The Interaction Model
When a user accesses a web site with JAWS or NVDA, the information is pretty much organized like a word processing document with all of the same keystrokes for navigating through such. With VoiceOver, Apple introduced a model that attempts to group chunks of a web site into larger blocks that a user can navigate between and, when they are in a place they want more detail, the users can “interact” with that portion of the web page. In theory, this system should allow for greater efficiency as it permits the user to easily jump past information in these groups.
Very unfortunately, though, the interaction model only seems to improve efficiency on tremendously well organized web sites and, more often than not, actually requires the user issue more keystrokes than in the “virtual buffer” model presented by most other screen readers out there. For a quick example of this, if you’re using a Macintosh running VoiceOVer to read this page, find the place where one can follow me on Twitter and you’ll notice that you need to interact (and, therefore, stop interacting when you’re done) with an item that contains very little actual information. With JAWS or NVDA, however, simply moving from line to line with arrow keys gets you everything you want.

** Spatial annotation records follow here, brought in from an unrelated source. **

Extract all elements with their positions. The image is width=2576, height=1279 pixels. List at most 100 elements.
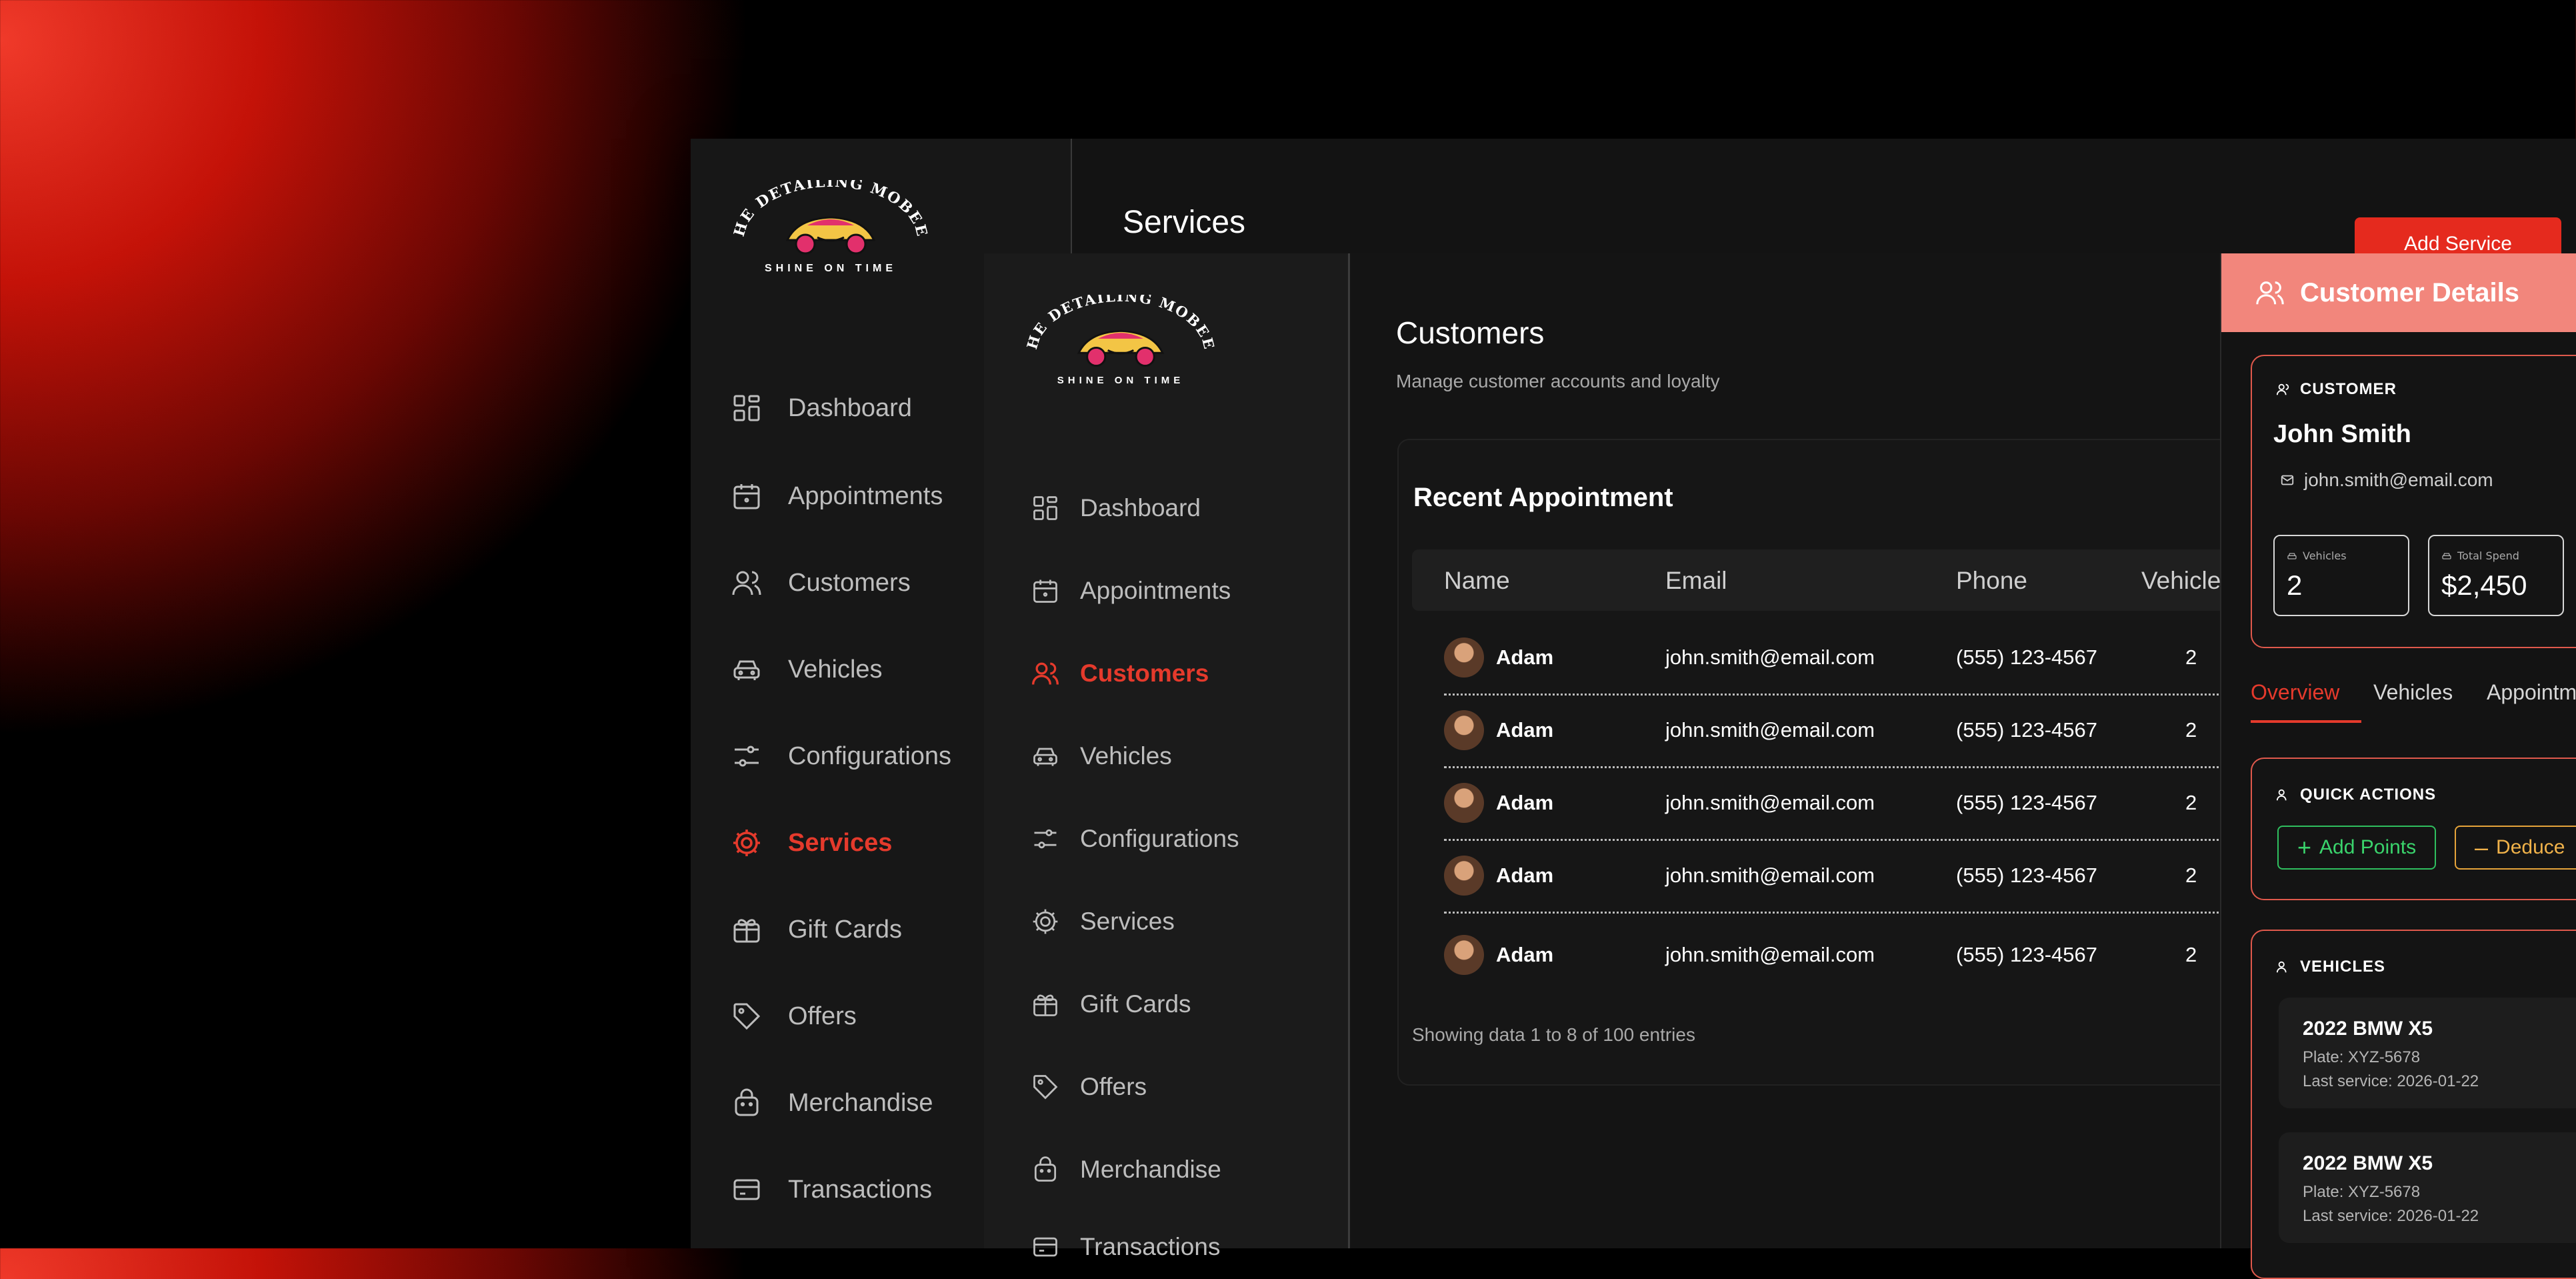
stat-label-text: Vehicles bbox=[2303, 549, 2347, 562]
sidebar-item-vehicles[interactable]: Vehicles bbox=[731, 654, 883, 686]
stat-label-text: Total Spend bbox=[2457, 549, 2519, 562]
sidebar-item-offers[interactable]: Offers bbox=[1031, 1072, 1147, 1102]
column-header-email[interactable]: Email bbox=[1665, 567, 1727, 595]
gift-icon bbox=[733, 919, 760, 943]
sidebar-item-customers[interactable]: Customers bbox=[1031, 659, 1209, 688]
table-row[interactable]: Adam john.smith@email.com (555) 123-4567… bbox=[1444, 919, 2332, 991]
sidebar-item-gift-cards[interactable]: Gift Cards bbox=[1031, 990, 1191, 1019]
sidebar-item-vehicles[interactable]: Vehicles bbox=[1031, 742, 1172, 771]
car-icon bbox=[2287, 552, 2297, 559]
sidebar-item-label: Services bbox=[1080, 908, 1175, 935]
sliders-icon bbox=[735, 746, 759, 767]
grid-icon bbox=[1033, 496, 1057, 520]
tab-appointments[interactable]: Appointments bbox=[2487, 680, 2576, 705]
cell-email: john.smith@email.com bbox=[1665, 791, 1875, 814]
stat-total-spend: Total Spend $2,450 bbox=[2428, 535, 2564, 616]
logo-tagline: SHINE ON TIME bbox=[1057, 375, 1185, 386]
appointments-card: Recent Appointment Name Email Phone Vehi… bbox=[1397, 439, 2333, 1086]
table-row[interactable]: Adam john.smith@email.com (555) 123-4567… bbox=[1444, 840, 2332, 914]
vehicles-card: VEHICLES 2022 BMW X5 Plate: XYZ-5678 Las… bbox=[2251, 930, 2576, 1279]
customer-details-drawer: Customer Details CUSTOMER John Smith joh… bbox=[2220, 253, 2576, 1279]
avatar bbox=[1444, 710, 1484, 750]
deduct-points-button[interactable]: – Deduce bbox=[2455, 826, 2576, 870]
vehicle-plate: Plate: XYZ-5678 bbox=[2303, 1048, 2421, 1066]
cell-name: Adam bbox=[1496, 718, 1554, 742]
section-label: QUICK ACTIONS bbox=[2276, 786, 2436, 804]
sidebar-item-appointments[interactable]: Appointments bbox=[1031, 576, 1231, 605]
sidebar-item-transactions[interactable]: Transactions bbox=[1031, 1232, 1220, 1262]
grid-icon bbox=[733, 395, 760, 421]
cell-phone: (555) 123-4567 bbox=[1956, 864, 2097, 887]
car-icon bbox=[1033, 748, 1057, 766]
sidebar-item-customers[interactable]: Customers bbox=[731, 567, 911, 599]
calendar-icon bbox=[733, 484, 760, 509]
sidebar-item-merchandise[interactable]: Merchandise bbox=[1031, 1155, 1221, 1184]
tab-overview[interactable]: Overview bbox=[2251, 680, 2339, 705]
sidebar-item-label: Services bbox=[788, 828, 893, 857]
car-logo-icon: THE DETAILING MOBEEL bbox=[731, 180, 929, 255]
sidebar-item-configurations[interactable]: Configurations bbox=[1031, 824, 1239, 854]
sidebar-item-label: Gift Cards bbox=[1080, 990, 1191, 1018]
brand-logo[interactable]: THE DETAILING MOBEEL SHINE ON TIME bbox=[731, 180, 931, 275]
brand-logo[interactable]: THE DETAILING MOBEEL SHINE ON TIME bbox=[1024, 295, 1217, 386]
sidebar-item-configurations[interactable]: Configurations bbox=[731, 740, 951, 772]
table-row[interactable]: Adam john.smith@email.com (555) 123-4567… bbox=[1444, 767, 2332, 841]
sidebar-item-label: Merchandise bbox=[1080, 1156, 1221, 1183]
pagination-summary: Showing data 1 to 8 of 100 entries bbox=[1412, 1024, 1695, 1045]
cell-vehicles: 2 bbox=[2185, 718, 2197, 742]
cell-vehicles: 2 bbox=[2185, 646, 2197, 669]
gear-icon bbox=[1033, 909, 1058, 934]
cell-phone: (555) 123-4567 bbox=[1956, 791, 2097, 814]
stat-label: Vehicles bbox=[2287, 549, 2347, 562]
calendar-icon bbox=[1033, 579, 1057, 603]
sidebar-item-dashboard[interactable]: Dashboard bbox=[731, 392, 912, 424]
users-icon bbox=[2276, 961, 2287, 973]
add-points-button[interactable]: + Add Points bbox=[2277, 826, 2437, 870]
sidebar-item-appointments[interactable]: Appointments bbox=[731, 480, 943, 512]
customer-email[interactable]: john.smith@email.com bbox=[2304, 469, 2493, 491]
sidebar-item-services[interactable]: Services bbox=[1031, 907, 1175, 936]
plus-icon: + bbox=[2297, 834, 2312, 861]
vehicle-item[interactable]: 2022 BMW X5 Plate: XYZ-5678 Last service… bbox=[2279, 998, 2576, 1108]
page-subtitle: Manage customer accounts and loyalty bbox=[1396, 371, 1720, 391]
car-icon bbox=[733, 660, 760, 680]
sidebar-item-dashboard[interactable]: Dashboard bbox=[1031, 493, 1201, 523]
section-label-text: QUICK ACTIONS bbox=[2300, 786, 2437, 804]
sidebar-item-label: Appointments bbox=[1080, 577, 1231, 604]
stat-value: 2 bbox=[2287, 569, 2303, 601]
cell-vehicles: 2 bbox=[2185, 864, 2197, 887]
cell-name: Adam bbox=[1496, 864, 1554, 887]
drawer-title: Customer Details bbox=[2300, 277, 2519, 307]
column-header-phone[interactable]: Phone bbox=[1956, 567, 2027, 595]
logo-tagline: SHINE ON TIME bbox=[764, 263, 897, 274]
users-icon bbox=[2276, 383, 2289, 395]
sidebar-item-label: Vehicles bbox=[788, 655, 883, 684]
tab-vehicles[interactable]: Vehicles bbox=[2373, 680, 2453, 705]
vehicle-item[interactable]: 2022 BMW X5 Plate: XYZ-5678 Last service… bbox=[2279, 1132, 2576, 1243]
avatar bbox=[1444, 856, 1484, 896]
bag-icon bbox=[1034, 1156, 1057, 1182]
minus-icon: – bbox=[2475, 834, 2489, 861]
sidebar-item-merchandise[interactable]: Merchandise bbox=[731, 1087, 933, 1119]
cell-email: john.smith@email.com bbox=[1665, 864, 1875, 887]
page-title: Customers bbox=[1396, 315, 1545, 350]
avatar bbox=[1444, 637, 1484, 678]
drawer-header: Customer Details bbox=[2221, 253, 2576, 332]
sidebar-item-services[interactable]: Services bbox=[731, 827, 892, 859]
users-icon bbox=[2256, 281, 2284, 305]
column-header-name[interactable]: Name bbox=[1444, 567, 1510, 595]
table-row[interactable]: Adam john.smith@email.com (555) 123-4567… bbox=[1444, 694, 2332, 768]
sidebar-item-offers[interactable]: Offers bbox=[731, 1000, 857, 1032]
sidebar-item-gift-cards[interactable]: Gift Cards bbox=[731, 914, 902, 946]
section-label-text: VEHICLES bbox=[2300, 958, 2386, 976]
sidebar-item-label: Dashboard bbox=[1080, 494, 1201, 521]
tag-icon bbox=[733, 1003, 761, 1030]
gear-icon bbox=[733, 830, 760, 856]
avatar bbox=[1444, 935, 1484, 975]
active-tab-indicator bbox=[2251, 720, 2361, 723]
cell-vehicles: 2 bbox=[2185, 943, 2197, 966]
customer-name: John Smith bbox=[2273, 420, 2411, 448]
gift-icon bbox=[1033, 994, 1057, 1016]
sidebar-item-transactions[interactable]: Transactions bbox=[731, 1174, 932, 1206]
table-row[interactable]: Adam john.smith@email.com (555) 123-4567… bbox=[1444, 621, 2332, 696]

In my experience, the interaction model causes far more efficiency problems than it solves.
This isn’t my most well organized piece and it gets repetitive in places. I wanted to show, however, how even Apple, the world’s leader in out-of-the-box accessibility, sill needs to continue improving. I’m certain that this item will gather me a bunch of comments (either public or privately through the contact form on this site) about other problems blind users encounter with VoiceOver on Macintosh. If you have other bugs to report, sending them to me may make for a future version of this article to be more comprehensive but, at the same time, I urge you to report any problems you encounter to Apples Accessibility email address so they may both know about the bugs but, also, they may understand just how many people are effected badly by defects and design flaws in their accessibility software.